MG é estado com maior número de crianças e adolescentes no trabalho infantil doméstico

No estado, 34.699 meninos e meninas são incorporados a outras famílias e submetidos a atividades como lavar, passar, varrer, cozinhar e cuidar de outras crianças


postado em 05/06/2013 06:00 / atualizado em 05/06/2013 06:41

Adolescentes na ONG Circo de Todo Mundo, em Betim, na Grande BH(foto: Edesio Ferreira/EM/D.A Press)
Adolescentes na ONG Circo de Todo Mundo, em Betim, na Grande BH (foto: Edesio Ferreira/EM/D.A Press)

Minas Gerais é o estado com maior número absoluto de crianças entre 10 e 17 anos que enfrentam o trabalho infantil doméstico. Os dados do Instituto Brasileiro de Geografia e Estatística (IBGE), com base no Censo 2010, mostram que 34.699 meninos e meninas são incorporados a outras famílias e submetidos a atividades como lavar, passar, varrer, cozinhar e cuidar de outras crianças. De acordo com a Superintendência Regional do Trabalho e Emprego de Minas Gerais (SRTE-MG), os pequenos trabalhadores, geralmente, ganham um teto para morar ou uma recompensa menor que o salário mínimo, mas perdem a infância e a oportunidade de estudar regularmente.



Essa é a realidade de Maria (nome fictício), de 13 anos, que recebe R$ 80 por mês para trabalhar como babá. Além de cuidar de uma criança de 4 anos, ela faz serviços em casa e se divide entre as obrigações e a escola, onde cursa a 7ª série do ensino fundamental. Ela é uma das adolescentes atendidas pela Organização Não Governamental (ONG) Circo de Todo Mundo, em Betim, que resgata meninos e meninas em risco pessoal e social, por meio de atividades culturais, educativas, recreativas e circenses.

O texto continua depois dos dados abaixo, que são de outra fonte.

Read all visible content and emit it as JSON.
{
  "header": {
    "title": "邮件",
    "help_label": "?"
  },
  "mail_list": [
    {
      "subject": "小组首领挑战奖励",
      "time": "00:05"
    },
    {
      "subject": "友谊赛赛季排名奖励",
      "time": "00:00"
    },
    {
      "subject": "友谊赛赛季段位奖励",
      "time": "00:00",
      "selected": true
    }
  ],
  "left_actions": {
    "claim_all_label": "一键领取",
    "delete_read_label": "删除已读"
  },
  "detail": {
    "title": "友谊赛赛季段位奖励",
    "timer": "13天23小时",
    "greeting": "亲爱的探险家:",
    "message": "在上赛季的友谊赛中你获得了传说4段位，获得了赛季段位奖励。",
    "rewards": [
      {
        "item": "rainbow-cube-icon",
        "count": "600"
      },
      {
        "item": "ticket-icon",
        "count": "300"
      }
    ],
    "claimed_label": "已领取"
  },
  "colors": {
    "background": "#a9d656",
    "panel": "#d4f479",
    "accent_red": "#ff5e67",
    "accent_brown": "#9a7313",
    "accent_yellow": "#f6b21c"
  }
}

“Levo a menina para a creche todo dia às 6h30. Depois vou para a escola. Quando chego da aula faço metade do serviço de casa, lavo vasilha, arrumo, varro e passo pano. Depois vou para o circo, onde aprendo as acrobacias no tecido e trapézio. Pego a menina na creche e fico cuidando dela até as 17h30. Enquanto eu acabo o serviço de casa, ela fica vendo televisão”, conta a adolescente, que sonha em ser arquiteta.

Maria vive com a mãe e o pai e diz que os responsáveis não acham ruim o trabalho dela como babá. “Minha mãe só não gosta quando eu trago a menininha para minha casa e ela rabisca as paredes”, conta. Maria guarda o salário no banco e, às vezes, compra roupas e sapatos. “Para mim é normal olhar essa menina. Se eu tivesse uma irmã menor, eu também teria que cuidar”, revela.

"É uma questão cultural da época que não existia proteção para as crianças", Valdimar Nascimento Alves (foto: Edesio Ferreira/EM/D.A Press)
O que é classificado como “normal” pela garota é considerado “realidade antiga” pela coordenadora da ONG, Valdimar Nascimento Alves. “É uma questão cultural da época que não existia proteção para as crianças. A gente percebe que essas meninas trabalhadoras chegam aqui no circo cansadas. Tem dia que não querem fazer nada”, relata. A intenção da ONG é retirar as jovens dos ambientes de trabalho e envolvê-las em atividades esportivas e circenses. A coordenadora conta que recentemente Maria teve um problema sério de coluna, resultado do trabalho pesado. “Ela disse que era um problema no colchão, mas sabemos que não é”, afirma.

Valdimar conta que as crianças resgatadas têm origem em famílias de baixa renda e alta vulnerabilidade social. O número de meninas no trabalho doméstico é nove vezes maior que o de meninos, mas eles também acabam envolvidos em serviços nos sítios e fazendas, principalmente no cuidado de animais que vivem nesses terrenos. “Aqui em Betim, os meninos ficam por conta dos cavalos e outros bichos. Eles dão comida e levam para banho”, relata.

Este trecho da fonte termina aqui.